James Sacré, Une main seconde, dessins de Jacques Clauzel, Fario éditions, été 2018, 36 pages, 13,50 €, ISBN : 979-10-91902-45-8.

Grâce aux « gribouillis » de Jacques Clauzel, James Sacré comprend non seulement l’archéologie et l’art mais la généalogie de sa propre écriture. Chaque brouillon devient une poulette près du mur de l’œuvre à construire. Père dur, mère oubliée elle picore des graines comme sterne pique. Et il y a de quoi soudain ou peu à peu envisager autant la question de la sexualité primordiale que l’agencement du poème où Déesse et Dieu sont parfois dans un même lit comme pécheresse et coquin.

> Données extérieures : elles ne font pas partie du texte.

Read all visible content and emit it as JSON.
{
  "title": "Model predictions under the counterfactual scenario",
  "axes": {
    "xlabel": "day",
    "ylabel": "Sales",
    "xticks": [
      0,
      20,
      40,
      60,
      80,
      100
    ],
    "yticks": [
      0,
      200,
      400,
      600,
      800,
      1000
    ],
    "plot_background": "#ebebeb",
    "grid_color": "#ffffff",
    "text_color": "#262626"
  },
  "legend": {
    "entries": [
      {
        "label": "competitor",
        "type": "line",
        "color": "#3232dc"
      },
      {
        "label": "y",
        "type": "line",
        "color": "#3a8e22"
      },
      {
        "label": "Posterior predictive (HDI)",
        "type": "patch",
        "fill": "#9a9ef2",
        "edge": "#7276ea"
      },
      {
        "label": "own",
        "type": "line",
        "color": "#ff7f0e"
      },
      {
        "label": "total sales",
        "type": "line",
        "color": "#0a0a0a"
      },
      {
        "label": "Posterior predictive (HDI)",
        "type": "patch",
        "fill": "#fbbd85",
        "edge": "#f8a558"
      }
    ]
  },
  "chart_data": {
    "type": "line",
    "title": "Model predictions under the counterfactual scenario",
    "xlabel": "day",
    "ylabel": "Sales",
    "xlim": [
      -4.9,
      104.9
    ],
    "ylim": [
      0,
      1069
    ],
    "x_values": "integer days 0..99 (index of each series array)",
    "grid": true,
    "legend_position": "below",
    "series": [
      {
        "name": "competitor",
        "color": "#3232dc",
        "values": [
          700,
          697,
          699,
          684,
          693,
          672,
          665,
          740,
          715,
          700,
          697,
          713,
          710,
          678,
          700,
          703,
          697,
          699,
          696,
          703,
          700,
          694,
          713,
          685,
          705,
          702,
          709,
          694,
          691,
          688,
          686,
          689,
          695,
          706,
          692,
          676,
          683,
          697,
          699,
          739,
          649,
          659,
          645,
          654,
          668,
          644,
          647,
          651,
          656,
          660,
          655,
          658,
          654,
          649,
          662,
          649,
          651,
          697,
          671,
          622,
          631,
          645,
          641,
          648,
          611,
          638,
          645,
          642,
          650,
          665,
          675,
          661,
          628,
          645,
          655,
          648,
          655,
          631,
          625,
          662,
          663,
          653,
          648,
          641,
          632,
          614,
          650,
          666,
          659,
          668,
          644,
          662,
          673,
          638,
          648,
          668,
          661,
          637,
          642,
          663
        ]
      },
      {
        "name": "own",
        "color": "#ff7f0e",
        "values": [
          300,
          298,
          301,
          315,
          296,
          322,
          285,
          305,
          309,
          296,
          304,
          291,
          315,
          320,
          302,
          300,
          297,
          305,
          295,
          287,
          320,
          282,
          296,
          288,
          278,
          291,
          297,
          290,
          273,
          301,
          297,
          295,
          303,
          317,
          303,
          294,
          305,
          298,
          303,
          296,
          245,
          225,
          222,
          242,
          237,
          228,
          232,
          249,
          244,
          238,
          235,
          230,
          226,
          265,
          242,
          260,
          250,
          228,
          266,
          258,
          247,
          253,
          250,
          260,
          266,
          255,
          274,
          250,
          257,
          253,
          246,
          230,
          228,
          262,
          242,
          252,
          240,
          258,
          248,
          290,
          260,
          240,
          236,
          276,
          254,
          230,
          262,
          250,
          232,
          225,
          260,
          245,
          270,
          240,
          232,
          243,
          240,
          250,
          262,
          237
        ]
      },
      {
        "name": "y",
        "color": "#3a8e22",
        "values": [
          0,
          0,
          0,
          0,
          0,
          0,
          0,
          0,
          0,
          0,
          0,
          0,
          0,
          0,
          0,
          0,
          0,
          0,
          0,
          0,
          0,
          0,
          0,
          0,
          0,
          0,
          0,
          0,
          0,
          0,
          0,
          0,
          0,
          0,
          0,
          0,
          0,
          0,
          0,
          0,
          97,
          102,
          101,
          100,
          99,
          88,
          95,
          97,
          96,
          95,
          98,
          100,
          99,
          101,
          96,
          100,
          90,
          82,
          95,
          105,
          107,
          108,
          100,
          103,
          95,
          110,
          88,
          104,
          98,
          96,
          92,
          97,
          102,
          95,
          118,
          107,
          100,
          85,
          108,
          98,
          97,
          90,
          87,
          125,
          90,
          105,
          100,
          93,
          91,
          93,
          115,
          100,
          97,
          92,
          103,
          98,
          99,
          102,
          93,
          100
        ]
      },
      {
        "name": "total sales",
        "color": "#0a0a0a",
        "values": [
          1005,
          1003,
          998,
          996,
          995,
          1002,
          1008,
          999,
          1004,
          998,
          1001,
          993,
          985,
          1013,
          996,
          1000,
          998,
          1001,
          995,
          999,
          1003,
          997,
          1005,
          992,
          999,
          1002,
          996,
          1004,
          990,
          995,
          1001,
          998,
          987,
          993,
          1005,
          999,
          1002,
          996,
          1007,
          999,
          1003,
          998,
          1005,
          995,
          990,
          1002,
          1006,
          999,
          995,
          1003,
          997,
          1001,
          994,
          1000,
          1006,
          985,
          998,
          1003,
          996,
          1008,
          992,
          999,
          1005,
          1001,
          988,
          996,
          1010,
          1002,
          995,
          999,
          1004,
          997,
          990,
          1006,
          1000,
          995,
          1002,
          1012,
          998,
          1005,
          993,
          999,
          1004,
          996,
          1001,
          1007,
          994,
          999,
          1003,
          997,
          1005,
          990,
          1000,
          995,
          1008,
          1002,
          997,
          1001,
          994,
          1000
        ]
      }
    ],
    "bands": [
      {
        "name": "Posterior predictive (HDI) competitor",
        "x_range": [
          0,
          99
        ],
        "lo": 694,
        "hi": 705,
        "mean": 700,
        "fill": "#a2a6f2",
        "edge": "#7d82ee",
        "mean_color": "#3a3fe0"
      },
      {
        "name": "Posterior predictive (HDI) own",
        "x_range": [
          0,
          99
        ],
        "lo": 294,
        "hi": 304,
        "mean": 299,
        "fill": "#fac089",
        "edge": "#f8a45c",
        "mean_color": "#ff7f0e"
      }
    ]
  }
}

Les dessins de Clauzel servent donc au poème de beaux draps à sa propre propédeutique. Et Sacré cultive le mérite de la proposer non en début (où l’on ne sait rien ou si peu) qu’en fin de parcours. Cela permet d’éviter d’enculer des mouches poétiques et même de se passer des trous à joie que les tailleurs de pierre se plaisaient à enfiler, après les avoir farcis de suif de bœuf tiède au XIIème siècle et comme il en existe encore dans l’église monolithique d’Aubeterre – la bien nommée. Avec James, le poète n’est plus un pauvre bougre devant une telle guérite, mais un monstre tel de Clauzel pour sa part a appris à dessiner et scénariser.

A priori le poète n’a pas choisi d’être là. Il aurait préféré aller au cinéma ou se faire masser chez une bougresse. Il y aura été parfois comme les premiers héros de l’artiste. C’est pour le poète comme pour de tels personnages une manière de faire abstraction de l’œil du Dieu qu’on dit bon. C’est aussi la preuve qu’en art comme en poésie que ce qui commande n’est pas l’être suprême. Par leurs « brouillons » les créateurs construisent leur propre autel ou hôtel de passe.
Les œuvres préparatoires, pour peu qu’elles ne soient pas raides comme des piquets, traquent les alentours de nulle part – et de traiter ce qui sort des entrailles de l’inconscient. « L’âme à tiers » chère à Lacan devient dessin ou texte qui permet non d’attendre la suite mais d’aller voir ailleurs et de se fiancer avec l’impossible, l’invisible, le non dit.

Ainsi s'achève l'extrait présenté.